One of my favorite quotes from this book can be found on pg. 155 and it says,”I think about PastorHenry an his roof hole. It is the first time I see a connection. An inner-city church.A suburban synagogue.” This quote is one of the many examples in the book that attempt to highlight the universal theme of faith while not forsaking the differences. Within this book we are exposed to the traditions and belief sytems of a Jewish rabbi, Albert Lewis and that of a Detroit pastor, Henry Covington.
We learn that to each of these men faith holds a different meaning. To Albert it is something he embraces to remain “connected” to a way of life shared by many. For Henry,faith is something he depends on to keep him alive. Since abandoning his criminal past Henry has been poor in everything but faith. What I like about these two situations is that I feel they bring about the truth that faith cannot be measured. Despite the acts of kindness or devoutness Mitch attributes to both, I cannot say who has the geatest faith as it is something that exists inside each of us.
Another one of my favorite quotes can be found on page 161-“….you shoud be convinced of the authenticity of what you have, but you must also be humble enough to say that we don’t know everything.” What I like most about this quote is that it presents one of the greatest struggles of faith.
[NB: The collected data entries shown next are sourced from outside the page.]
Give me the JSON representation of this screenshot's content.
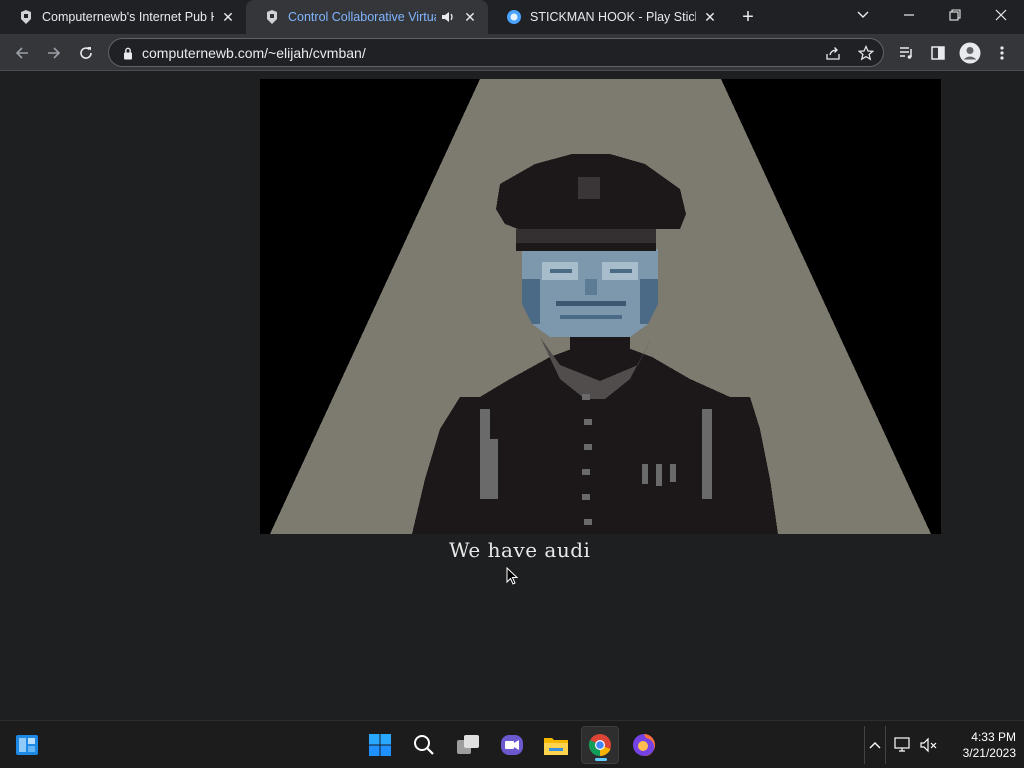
{
  "browser": {
    "tabs": [
      {
        "title": "Computernewb's Internet Pub Hub",
        "favicon": "computernewb-icon",
        "active": false
      },
      {
        "title": "Control Collaborative Virtual Machine",
        "favicon": "computernewb-icon",
        "active": true,
        "audio": true
      },
      {
        "title": "STICKMAN HOOK - Play Stickman Hook",
        "favicon": "stickman-hook-icon",
        "active": false
      }
    ],
    "url": "computernewb.com/~elijah/cvmban/"
  },
  "game": {
    "subtitle": "We have audi",
    "colors": {
      "background": "#000000",
      "spotlight": "#7d7a70",
      "uniform": "#1c1718",
      "face": "#7d97ac",
      "face_shadow": "#4a6a85",
      "accent": "#6d6d6d"
    }
  },
  "taskbar": {
    "apps": [
      "widgets-icon",
      "windows-start-icon",
      "search-icon",
      "task-view-icon",
      "chat-icon",
      "file-explorer-icon",
      "chrome-icon",
      "firefox-icon"
    ],
    "active_app": "chrome-icon",
    "time": "4:33 PM",
    "date": "3/21/2023"
  }
}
It is easy to say you believe or have faith in something when the other person you are talking to feels the same. The hard part is not feeling threatened when someone feels just as strongly on the opposing end. From this struggle there has and contnues to result many conflicts like the one shared by Albert’s congregant and the catholic priest.
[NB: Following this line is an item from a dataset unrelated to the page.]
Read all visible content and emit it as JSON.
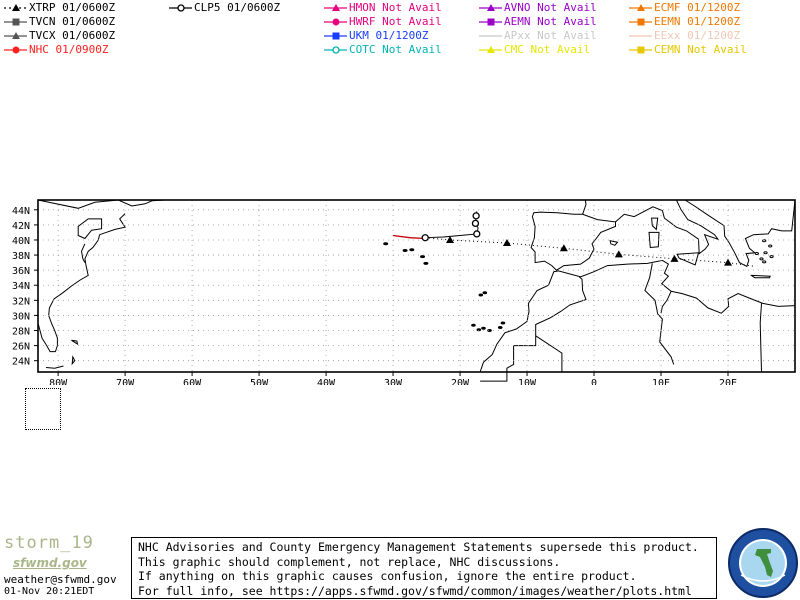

However, this quote gives us confidence in the knowledge that true faith is not magnified by proving it, but rather by not disproving anothers. If we do not hold steadfast to our beliefs we cannot expect others to adopt or accept them. The quote reminds me that faith is not selfish or proud . Instead it is what humbles those who are.
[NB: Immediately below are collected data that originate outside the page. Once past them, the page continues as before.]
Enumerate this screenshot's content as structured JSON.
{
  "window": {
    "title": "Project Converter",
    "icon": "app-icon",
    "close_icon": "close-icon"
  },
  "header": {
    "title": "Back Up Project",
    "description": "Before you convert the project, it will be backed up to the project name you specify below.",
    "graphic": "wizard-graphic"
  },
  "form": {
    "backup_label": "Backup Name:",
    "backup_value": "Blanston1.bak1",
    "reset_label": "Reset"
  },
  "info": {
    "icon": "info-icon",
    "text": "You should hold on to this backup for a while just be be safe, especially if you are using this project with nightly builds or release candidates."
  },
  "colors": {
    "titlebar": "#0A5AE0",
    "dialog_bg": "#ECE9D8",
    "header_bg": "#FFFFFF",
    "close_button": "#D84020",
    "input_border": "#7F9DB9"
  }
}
The last quote I would liketo use comes from Cass on page 206. It says, “That kindness saved my life.” Cass of course is referring to the uncompromising charity of Henry who gave him a place to heal when he was both helpless and homeless.What I liked most about this quote is that it challenged me to ask the question of what a world without faith would be like.
We often blame our faith when we become witness to pain or suffering. At times like these we even begin to question the “authenticity”of our faith. Cass’ quote though leads me to believe that the pain and suffering would only be greater. If Henry would not have found his faith it is unlikely Cass would have found his and both would have remained drug addicts until their deaths. If we did not have faith how could we lead ourselves to dream or realize that imagination is often disguised as innovation?
This book is filled with many lines that provide both answers and questions. I have only mentioned a few and would therefore recommend this book in hopes that someone would discover the many others.June 30, 2011 at 4:09 pm #13375
My favorite quote of the book is found on page 162If the only thing wrong with Moses is that he’s not yours; If the only thing wrong with Jesus is that he’s not yours; If the only thing wrong with mosques, Lent, chanting, Mecca, Buddha, confession, or reincarnation is that they’re not yours—well, maybe the problems is you.